Donald Trump seçildiği için Amerika Birleşik Devletleri'ni terk etmiyorum. Bu kararı, adaylığı resmiyet kazanıp, büyük adamı karşısında teslim olan Cumhuriyetçi Parti tarafından desteklendiğinde ve milyonlarca destekçisi tarafından hemen oylandığında aldım. Nüfusun %50'si tarafından desteklenen Trump'ın geri dönme ihtimali ve giderek artan ölçüsüzlüğünün popülerliği beni ikna etmeye yetti. Kamala Harris'in zaferi, yazdan önce üniversitemle birlikte resmileştirdiğim kararımı değiştirmeye yol açmayacaktı. Çünkü kurt uzun bir süredir meyvenin içinde ve uzun bir zaman daha içinde kalacak.

2016'dan bu yana Amerika Birleşik Devletleri'nde demokrasinin temelleri sarsıldı. Artık kralın yeni soytarısı Elon Musk tarafından yönetilen ve Ruslar tarafından körüklenen dezenformasyon, komplo teorileri ve her türlü inkâr, artık kimsenin dinlemek istemediği şeytanlaştırılmış rasyonel bir söylem karşısında tartışmasız hüküm sürüyor. Hukukun üstünlüğüne düşman, gönüllü kulluğa, beklenen itaate ve güç yoluyla zafere hazır bir taban artık ülkede sağlam bir şekilde yerleşti. Bugün zaferini kutluyor.

Tabanı tarafından desteklenen Trump sadece başkanlığı kazanmakla kalmadı. Yüksek Mahkeme de onun kontrolü altında. Senato Cumhuriyetçilerin eline geçti. Sonuçları hâlâ beklenen Temsilciler Meclisi'nin de Büyük Eski Parti'nin elinde kalması halinde, baş döndürücü bir bulvar açılacaktır.
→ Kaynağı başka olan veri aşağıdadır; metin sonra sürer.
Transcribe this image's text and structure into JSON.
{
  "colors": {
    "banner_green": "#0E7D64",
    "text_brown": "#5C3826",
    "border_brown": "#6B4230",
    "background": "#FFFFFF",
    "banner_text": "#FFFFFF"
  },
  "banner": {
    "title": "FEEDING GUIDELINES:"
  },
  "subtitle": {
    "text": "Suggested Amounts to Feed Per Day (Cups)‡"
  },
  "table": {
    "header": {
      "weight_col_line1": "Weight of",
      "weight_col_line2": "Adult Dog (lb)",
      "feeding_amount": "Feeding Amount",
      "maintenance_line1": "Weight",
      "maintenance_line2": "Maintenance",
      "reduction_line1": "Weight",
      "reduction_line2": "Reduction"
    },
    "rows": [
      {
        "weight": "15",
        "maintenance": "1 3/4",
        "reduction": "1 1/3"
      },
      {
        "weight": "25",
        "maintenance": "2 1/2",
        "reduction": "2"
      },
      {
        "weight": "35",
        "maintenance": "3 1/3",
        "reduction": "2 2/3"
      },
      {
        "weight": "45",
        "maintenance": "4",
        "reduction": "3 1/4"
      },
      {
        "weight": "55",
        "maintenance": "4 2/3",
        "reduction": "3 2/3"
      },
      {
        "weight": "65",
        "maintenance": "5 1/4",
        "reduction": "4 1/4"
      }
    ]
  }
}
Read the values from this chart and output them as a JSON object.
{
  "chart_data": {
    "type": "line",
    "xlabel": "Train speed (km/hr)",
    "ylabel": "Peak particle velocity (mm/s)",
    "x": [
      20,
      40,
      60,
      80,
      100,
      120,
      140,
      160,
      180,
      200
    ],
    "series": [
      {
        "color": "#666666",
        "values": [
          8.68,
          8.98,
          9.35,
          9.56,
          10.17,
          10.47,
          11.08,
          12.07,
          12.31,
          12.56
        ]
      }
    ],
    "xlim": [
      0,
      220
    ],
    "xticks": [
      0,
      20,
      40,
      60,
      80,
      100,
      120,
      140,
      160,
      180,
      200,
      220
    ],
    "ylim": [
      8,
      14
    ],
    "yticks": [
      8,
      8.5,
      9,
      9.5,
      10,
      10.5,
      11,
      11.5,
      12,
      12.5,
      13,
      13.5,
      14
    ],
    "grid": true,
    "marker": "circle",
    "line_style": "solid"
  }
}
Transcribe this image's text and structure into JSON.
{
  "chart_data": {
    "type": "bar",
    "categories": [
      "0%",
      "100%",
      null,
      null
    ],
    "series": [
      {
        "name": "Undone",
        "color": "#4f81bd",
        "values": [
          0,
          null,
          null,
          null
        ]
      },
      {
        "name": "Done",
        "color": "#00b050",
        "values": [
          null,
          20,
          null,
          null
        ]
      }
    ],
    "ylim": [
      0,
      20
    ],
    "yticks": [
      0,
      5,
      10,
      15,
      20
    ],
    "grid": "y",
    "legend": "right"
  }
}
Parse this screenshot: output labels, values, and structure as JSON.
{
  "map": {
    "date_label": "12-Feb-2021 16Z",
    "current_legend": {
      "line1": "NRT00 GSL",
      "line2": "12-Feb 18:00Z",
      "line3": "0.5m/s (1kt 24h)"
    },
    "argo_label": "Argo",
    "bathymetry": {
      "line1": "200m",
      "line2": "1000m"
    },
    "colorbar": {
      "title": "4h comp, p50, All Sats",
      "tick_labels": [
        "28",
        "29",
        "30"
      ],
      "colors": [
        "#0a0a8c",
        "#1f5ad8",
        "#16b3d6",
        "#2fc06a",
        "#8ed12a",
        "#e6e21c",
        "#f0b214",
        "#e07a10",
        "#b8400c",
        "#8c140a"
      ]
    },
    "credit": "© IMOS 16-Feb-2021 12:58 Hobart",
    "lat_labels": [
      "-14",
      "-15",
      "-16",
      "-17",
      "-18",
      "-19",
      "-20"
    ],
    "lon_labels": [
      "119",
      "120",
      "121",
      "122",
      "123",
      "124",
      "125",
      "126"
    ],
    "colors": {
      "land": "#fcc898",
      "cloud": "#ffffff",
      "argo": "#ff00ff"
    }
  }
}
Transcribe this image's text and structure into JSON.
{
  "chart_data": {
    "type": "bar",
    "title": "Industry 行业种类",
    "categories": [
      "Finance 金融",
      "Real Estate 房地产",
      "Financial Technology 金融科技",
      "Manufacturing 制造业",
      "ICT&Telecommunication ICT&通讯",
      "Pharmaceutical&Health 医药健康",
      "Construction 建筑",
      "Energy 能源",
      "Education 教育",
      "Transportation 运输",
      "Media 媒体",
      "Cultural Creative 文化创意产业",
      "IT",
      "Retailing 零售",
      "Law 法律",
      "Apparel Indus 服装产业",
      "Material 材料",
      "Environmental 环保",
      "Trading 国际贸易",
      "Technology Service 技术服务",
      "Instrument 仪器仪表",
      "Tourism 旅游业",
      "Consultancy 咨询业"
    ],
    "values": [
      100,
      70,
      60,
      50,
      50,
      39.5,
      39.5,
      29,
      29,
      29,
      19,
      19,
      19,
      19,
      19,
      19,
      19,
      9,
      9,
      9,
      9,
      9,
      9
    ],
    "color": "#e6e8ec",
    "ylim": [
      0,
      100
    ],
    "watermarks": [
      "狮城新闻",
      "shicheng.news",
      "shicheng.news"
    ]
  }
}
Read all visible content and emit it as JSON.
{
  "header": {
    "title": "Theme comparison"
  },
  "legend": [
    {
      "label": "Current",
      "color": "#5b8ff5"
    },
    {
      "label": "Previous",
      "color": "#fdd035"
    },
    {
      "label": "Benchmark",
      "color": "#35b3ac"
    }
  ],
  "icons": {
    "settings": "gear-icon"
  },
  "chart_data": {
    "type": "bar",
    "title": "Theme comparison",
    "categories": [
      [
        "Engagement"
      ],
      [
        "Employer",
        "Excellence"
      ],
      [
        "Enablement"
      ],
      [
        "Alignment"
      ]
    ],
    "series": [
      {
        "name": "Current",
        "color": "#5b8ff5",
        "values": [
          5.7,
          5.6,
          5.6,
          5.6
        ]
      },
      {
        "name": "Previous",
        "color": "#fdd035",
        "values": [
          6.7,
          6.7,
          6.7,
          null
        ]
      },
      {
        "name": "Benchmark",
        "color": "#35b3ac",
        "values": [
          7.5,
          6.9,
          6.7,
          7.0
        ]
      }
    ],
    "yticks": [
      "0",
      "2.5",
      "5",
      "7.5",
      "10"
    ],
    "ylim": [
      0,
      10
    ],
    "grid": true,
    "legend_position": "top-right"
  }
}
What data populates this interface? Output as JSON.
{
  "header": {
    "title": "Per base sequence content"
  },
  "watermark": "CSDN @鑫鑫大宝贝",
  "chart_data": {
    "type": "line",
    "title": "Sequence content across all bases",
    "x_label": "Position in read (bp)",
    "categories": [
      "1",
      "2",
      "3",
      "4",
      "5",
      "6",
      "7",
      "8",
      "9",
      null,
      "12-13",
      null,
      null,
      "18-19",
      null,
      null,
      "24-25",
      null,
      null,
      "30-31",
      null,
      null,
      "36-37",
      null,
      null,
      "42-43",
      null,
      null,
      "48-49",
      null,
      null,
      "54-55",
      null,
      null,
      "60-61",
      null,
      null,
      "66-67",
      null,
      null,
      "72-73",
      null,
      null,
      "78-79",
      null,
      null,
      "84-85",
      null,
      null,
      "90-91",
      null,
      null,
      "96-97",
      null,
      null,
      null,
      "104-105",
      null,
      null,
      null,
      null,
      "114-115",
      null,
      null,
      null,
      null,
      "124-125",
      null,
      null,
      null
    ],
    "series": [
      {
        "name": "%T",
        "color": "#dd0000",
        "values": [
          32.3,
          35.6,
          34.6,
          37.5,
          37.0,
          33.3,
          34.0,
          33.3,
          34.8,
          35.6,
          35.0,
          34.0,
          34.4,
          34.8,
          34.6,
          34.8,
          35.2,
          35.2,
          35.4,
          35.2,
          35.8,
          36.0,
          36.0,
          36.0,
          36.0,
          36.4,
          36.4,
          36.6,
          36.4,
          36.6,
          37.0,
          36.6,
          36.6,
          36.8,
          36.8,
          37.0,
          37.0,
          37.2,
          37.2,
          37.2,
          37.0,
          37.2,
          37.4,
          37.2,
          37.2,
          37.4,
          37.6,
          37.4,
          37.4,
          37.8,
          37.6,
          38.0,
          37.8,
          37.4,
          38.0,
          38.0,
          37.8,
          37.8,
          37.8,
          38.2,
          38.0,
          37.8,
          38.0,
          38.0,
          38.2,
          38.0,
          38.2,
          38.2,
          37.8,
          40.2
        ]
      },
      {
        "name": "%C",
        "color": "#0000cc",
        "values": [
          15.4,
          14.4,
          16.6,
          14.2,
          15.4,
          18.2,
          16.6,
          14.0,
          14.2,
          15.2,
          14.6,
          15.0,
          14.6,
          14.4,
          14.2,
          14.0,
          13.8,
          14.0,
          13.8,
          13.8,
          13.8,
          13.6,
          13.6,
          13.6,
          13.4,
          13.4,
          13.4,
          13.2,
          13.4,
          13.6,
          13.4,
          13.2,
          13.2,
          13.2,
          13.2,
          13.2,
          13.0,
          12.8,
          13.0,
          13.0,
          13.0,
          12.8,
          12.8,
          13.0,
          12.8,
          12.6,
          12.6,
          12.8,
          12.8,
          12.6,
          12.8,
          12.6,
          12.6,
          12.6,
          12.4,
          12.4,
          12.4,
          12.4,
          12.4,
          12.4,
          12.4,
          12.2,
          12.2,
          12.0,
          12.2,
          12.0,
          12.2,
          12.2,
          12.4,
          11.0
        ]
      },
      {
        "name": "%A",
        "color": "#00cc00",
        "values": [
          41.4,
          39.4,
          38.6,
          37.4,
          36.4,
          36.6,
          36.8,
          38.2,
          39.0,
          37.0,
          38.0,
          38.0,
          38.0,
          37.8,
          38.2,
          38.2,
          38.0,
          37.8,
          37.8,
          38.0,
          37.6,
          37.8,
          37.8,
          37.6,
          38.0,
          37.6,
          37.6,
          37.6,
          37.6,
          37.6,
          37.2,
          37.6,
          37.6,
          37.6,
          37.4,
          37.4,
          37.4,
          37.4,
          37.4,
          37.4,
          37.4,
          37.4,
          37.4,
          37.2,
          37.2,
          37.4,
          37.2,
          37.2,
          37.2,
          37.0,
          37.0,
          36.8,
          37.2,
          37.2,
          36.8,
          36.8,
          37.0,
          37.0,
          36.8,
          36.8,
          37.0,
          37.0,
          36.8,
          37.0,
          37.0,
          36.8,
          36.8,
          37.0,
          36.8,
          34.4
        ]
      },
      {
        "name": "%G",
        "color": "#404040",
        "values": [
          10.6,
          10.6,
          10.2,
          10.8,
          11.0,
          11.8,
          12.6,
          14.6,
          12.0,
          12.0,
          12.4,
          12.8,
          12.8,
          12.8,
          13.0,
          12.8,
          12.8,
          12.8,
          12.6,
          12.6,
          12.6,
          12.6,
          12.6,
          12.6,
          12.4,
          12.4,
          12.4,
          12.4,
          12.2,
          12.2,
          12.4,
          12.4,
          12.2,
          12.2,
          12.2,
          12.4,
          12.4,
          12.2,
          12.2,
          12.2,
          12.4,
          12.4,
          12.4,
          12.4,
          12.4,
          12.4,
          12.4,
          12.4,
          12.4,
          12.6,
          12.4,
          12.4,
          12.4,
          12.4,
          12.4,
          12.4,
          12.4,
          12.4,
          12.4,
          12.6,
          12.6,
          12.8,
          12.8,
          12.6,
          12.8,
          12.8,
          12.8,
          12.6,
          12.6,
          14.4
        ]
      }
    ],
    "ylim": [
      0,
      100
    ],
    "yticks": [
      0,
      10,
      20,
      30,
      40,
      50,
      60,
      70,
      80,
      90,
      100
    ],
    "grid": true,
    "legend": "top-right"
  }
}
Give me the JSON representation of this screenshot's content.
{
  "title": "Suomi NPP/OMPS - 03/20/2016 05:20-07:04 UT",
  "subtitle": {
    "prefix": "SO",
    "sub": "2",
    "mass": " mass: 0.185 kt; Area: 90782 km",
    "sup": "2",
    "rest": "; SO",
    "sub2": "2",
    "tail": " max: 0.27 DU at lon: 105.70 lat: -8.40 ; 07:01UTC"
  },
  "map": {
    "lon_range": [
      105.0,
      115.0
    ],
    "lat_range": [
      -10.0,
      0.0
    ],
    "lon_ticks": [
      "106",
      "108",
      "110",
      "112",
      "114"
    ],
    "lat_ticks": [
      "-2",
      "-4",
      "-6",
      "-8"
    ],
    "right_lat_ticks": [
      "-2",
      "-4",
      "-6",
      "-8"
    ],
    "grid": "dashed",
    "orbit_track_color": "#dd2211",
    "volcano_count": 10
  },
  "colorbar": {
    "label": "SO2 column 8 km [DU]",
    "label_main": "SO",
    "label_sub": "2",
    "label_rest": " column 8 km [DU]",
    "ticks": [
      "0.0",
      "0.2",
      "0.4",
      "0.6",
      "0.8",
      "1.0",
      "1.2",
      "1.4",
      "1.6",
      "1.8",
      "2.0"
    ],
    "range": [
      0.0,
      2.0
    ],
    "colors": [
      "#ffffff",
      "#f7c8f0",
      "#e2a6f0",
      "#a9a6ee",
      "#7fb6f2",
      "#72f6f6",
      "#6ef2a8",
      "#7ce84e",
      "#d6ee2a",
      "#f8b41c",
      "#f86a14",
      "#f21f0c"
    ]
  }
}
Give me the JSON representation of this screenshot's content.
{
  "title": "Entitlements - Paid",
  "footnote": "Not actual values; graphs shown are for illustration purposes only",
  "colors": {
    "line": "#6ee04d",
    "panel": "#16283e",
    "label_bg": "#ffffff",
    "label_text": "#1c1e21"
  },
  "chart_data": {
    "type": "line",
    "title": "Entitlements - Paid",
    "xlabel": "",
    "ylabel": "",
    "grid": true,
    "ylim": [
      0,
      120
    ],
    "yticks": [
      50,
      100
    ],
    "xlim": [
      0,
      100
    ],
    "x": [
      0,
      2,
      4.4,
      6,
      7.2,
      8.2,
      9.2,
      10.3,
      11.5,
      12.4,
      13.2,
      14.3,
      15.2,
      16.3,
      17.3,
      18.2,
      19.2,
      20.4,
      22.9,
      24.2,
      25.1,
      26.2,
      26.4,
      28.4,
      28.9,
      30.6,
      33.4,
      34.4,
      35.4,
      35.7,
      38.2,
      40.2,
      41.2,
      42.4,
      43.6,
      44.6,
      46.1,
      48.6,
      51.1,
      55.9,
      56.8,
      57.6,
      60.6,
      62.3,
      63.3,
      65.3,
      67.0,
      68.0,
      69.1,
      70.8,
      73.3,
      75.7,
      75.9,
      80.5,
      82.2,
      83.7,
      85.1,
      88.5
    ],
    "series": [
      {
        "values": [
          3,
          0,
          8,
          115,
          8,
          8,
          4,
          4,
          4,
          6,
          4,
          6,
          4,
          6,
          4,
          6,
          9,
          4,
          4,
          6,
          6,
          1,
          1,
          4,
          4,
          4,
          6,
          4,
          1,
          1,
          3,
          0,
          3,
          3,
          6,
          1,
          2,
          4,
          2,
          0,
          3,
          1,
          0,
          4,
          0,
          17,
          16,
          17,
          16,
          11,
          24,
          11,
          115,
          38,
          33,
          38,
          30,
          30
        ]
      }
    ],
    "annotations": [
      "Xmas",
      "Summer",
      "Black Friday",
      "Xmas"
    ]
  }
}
Anayasa'da öngörülen denge ve denetleme mekanizmalarına körü körüne güvenen Amerikalılar hiç bilmedikleri bir bölgeye girmiş oldular.

Daha birkaç ay önce Fransa'ya döneceğimden bahsettiğimde arkadaşlarım alaycı bir tavır takınmıştı: "Marine Le Pen ile buranın daha iyi olacağını mı düşünüyorsun?" Hayır, eğer Bolloré ailesi ve Putin'in yardım ve yataklıklarıyla şu anda hegemonik olan bir modelle iktidara gelirse 'daha iyi' olmayacak. Ama henüz o noktada değiliz ve bundan kaçınmak için hâlâ umut var.


Fransızcadan çeviren: Ahmet İnsel

* Los Angeles Kaliforniya Üniversitesi'nde (UCLA) edebiyat profesörü olan Laure Murat, Trump ABD'sinde artık yaşayamayacağı gerekçesiyle ülkeyi terk etme kararı aldı.